In procurement, the jargon can be a little overwhelming, because so much sounds similar. Add to this the fact that many people use terms interchangeably when those terms have different meanings, and it’s no wonder there is confusion in the procurement process. Trading one for the other could lead to miscommunications between you and your suppliers, which has the potential to start relationships off on the wrong foot.
Let’s set the record straight about two of the most commonly used terms: RFQ vs. RFO. While there isn’t a significant difference between the two terms, it’s still important to know which one to use and when.
What’s The Difference Between RFQs & RFOs?
An RFQ is a Request for Quote, or Request for Quotation. It is sent to multiple potential suppliers and contains the exact details of all the specific requirements of the intended purchase, including:
- Part descriptions or numbers
- Delivery requirements
- Terms and conditions
- Term of contract
- Other value-add terms or requirements
- Draft contract
You’re asking for a price quote, so you can be sure to get the lowest price when you put in the formal purchase order.
An RFO is a Request for Offer. It is sent to multiple potential suppliers and contains the details of all the parameters of a service-based need and provides some flexibility because there is no clearly defined solution, and you’re looking for a variety of options to choose from. It is often used in place of a Request for Proposal or an RFP.

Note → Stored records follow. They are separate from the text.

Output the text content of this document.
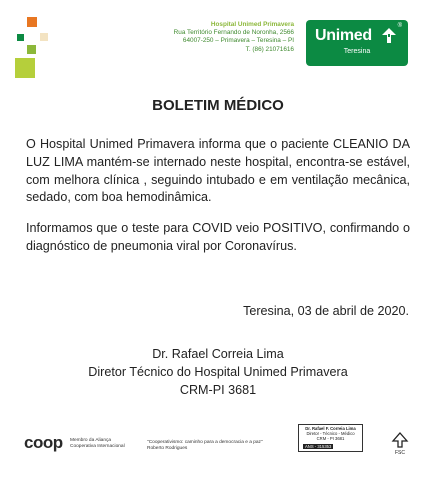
Hospital Unimed Primavera
Rua Território Fernando de Noronha, 2566
64007-250 – Primavera – Teresina – PI
T. (86) 21071616
Unimed
®
Teresina
BOLETIM MÉDICO

O Hospital Unimed Primavera informa que o paciente CLEANIO DA LUZ LIMA mantém-se internado neste hospital, encontra-se estável, com melhora clínica , seguindo intubado e em ventilação mecânica, sedado, com boa hemodinâmica.

Informamos que o teste para COVID veio POSITIVO, confirmando o diagnóstico de pneumonia viral por Coronavírus.

Teresina, 03 de abril de 2020.
Dr. Rafael Correia Lima
Diretor Técnico do Hospital Unimed Primavera
CRM-PI 3681
coop Membro da Aliança
Cooperativa Internacional
"Cooperativismo: caminho para a democracia e a paz"
Roberto Rodrigues
Dr. Rafael F. Correia Lima
Diretor - Técnico - Médico
CRM - PI 3681
ANS - 315353
FSC
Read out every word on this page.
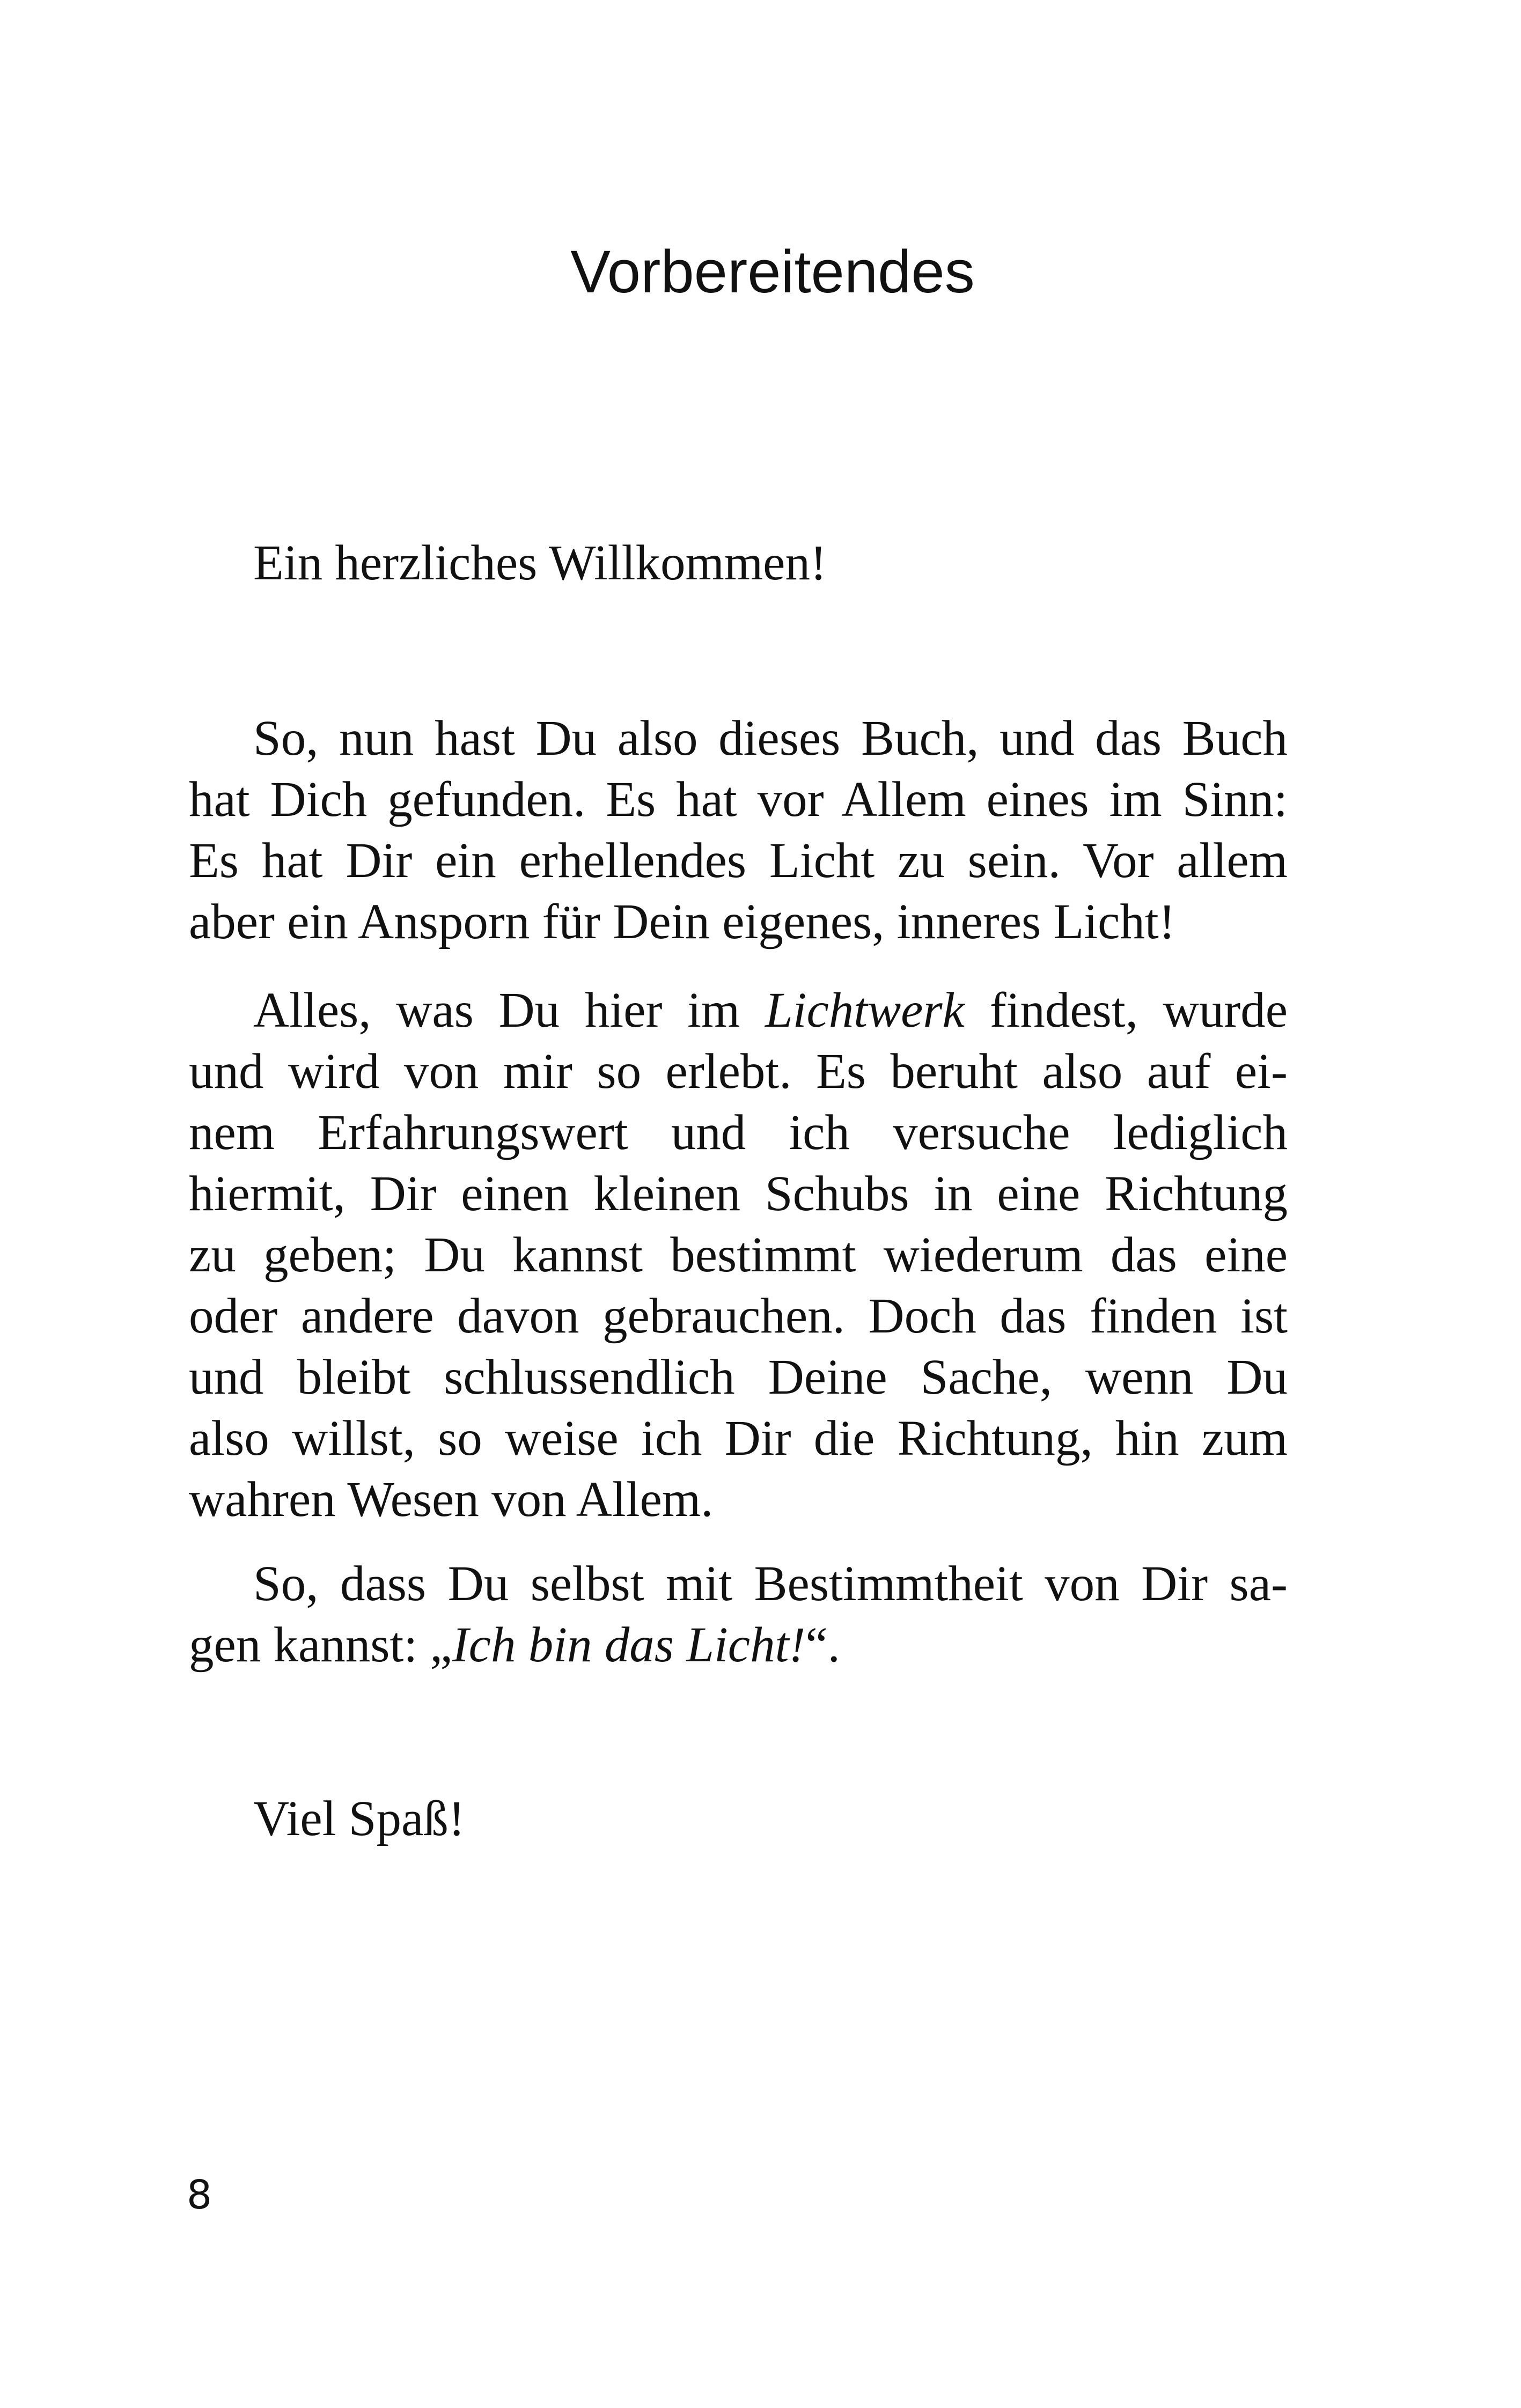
Vorbereitendes
Ein herzliches Willkommen!
So, nun hast Du also dieses Buch, und das Buch
hat Dich gefunden. Es hat vor Allem eines im Sinn:
Es hat Dir ein erhellendes Licht zu sein. Vor allem
aber ein Ansporn für Dein eigenes, inneres Licht!
Alles, was Du hier im Lichtwerk findest, wurde
und wird von mir so erlebt. Es beruht also auf ei-
nem Erfahrungswert und ich versuche lediglich
hiermit, Dir einen kleinen Schubs in eine Richtung
zu geben; Du kannst bestimmt wiederum das eine
oder andere davon gebrauchen. Doch das finden ist
und bleibt schlussendlich Deine Sache, wenn Du
also willst, so weise ich Dir die Richtung, hin zum
wahren Wesen von Allem.
So, dass Du selbst mit Bestimmtheit von Dir sa-
gen kannst: „Ich bin das Licht!“.
Viel Spaß!
8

The concept of the RFP remains the same with an RFO, but the terminology is being phased out in favor of the RFO.
When You Should Use an RFQ
Issue an RFQ when you’re choosing a supplier based on the price offered and you’re seeking the best value. RFQs are best used when:
- You know exactly what you’re looking for and are committed to buying it.
- You’re purchasing a commodity or something that you often buy in bulk.
- There is little to no service associated with what you want.
- All you really care about is the best price, and you’re fine with ignoring other factors in your vendor selection process.
Send the RFQ to multiple potential bidders – and the lowest bidder wins.
“Make sure your suppliers know you’re sending a request for quote, rather than a request for qualifications, another RFQ acronym with a completely different meaning.”
When You Should Use an RFO
Issue an RFO when you’re choosing a supplier based on things other than price. Sent to multiple suppliers with whom you’re considering a partnership or a relationship. RFOs are best used when:
- You have more complex business requirements.
- You’re looking for specific solutions to solve a problem – and you’re open to suggestions you may not have come up with on your own
- What you want possibly includes professional services.
- You cannot decide based solely on the price because other evaluation criteria are vital to the decision-making process.
- On-going services may or may not be part of what you’re looking for, but you at least need help getting the solution set up.
How RFQs and RFOs Fit in With RFIs and RFTs
Some of the other frequently seen procurement abbreviations are Request for Information (RFI) and Request for Tender (RFT).
What’s an RFI?
Procurement uses RFIs to collection information, market research, so to speak, about suppliers, service providers, and the market so they can decide what step to take before entering into any negotiations. RFIs contain data that’s usual in preparing the RFQ or RFO, and in contract negotiations, such as:
- Supply market state
- Supplier competition
- Alternative pricing strategies
- Supplier options – facilities, finances, motivations, and attitudes
- The scope of product and service offerings by the supplier
These are used when you as the purchaser lack all the information you need to write a detailed request. You can also use these when you’re not completely committed to buying yet. Typically, further requests will be involved before making a final decision.
Reviewing RFI responses helps you shortlist the potential suppliers you want to work with – reducing the number of RFOs you send out.
Similar to an RFI, you also have the Registration of Interest, or ROI, (also known as an Expression of Interest or EOI) that is often used to screen or shortlist suppliers. At this point, you’re still not necessarily committed to purchasing, and still likely to request more information before making a final decision.
What’s an RFT?
RFT is the process procurement uses to select a service provider with a formal response. It’s best to use an RFT when you have clear specifications or criteria. RFTs are just based on qualitative factors and price – unlike RFQ and RFO. Using RFT is not a time or cost-efficient way to procure supply because it lacks defined business requirements. It serves as an open invitation for suppliers to respond with their solutions. Unless you have proper procurement training, you may find yourself issuing RFQs that are actually RFTs. However, the RFQ has more flexibility than the RFT.
Small businesses willing to do their due diligence at the RFI stage will make their jobs easier when it comes time to move forward with either the RFQ or the RFO, depending on which document the purchase requires. With a better understanding of what all these terms mean, you can be sure you’re using the right documents at the right time. Your management and potential suppliers will appreciate it.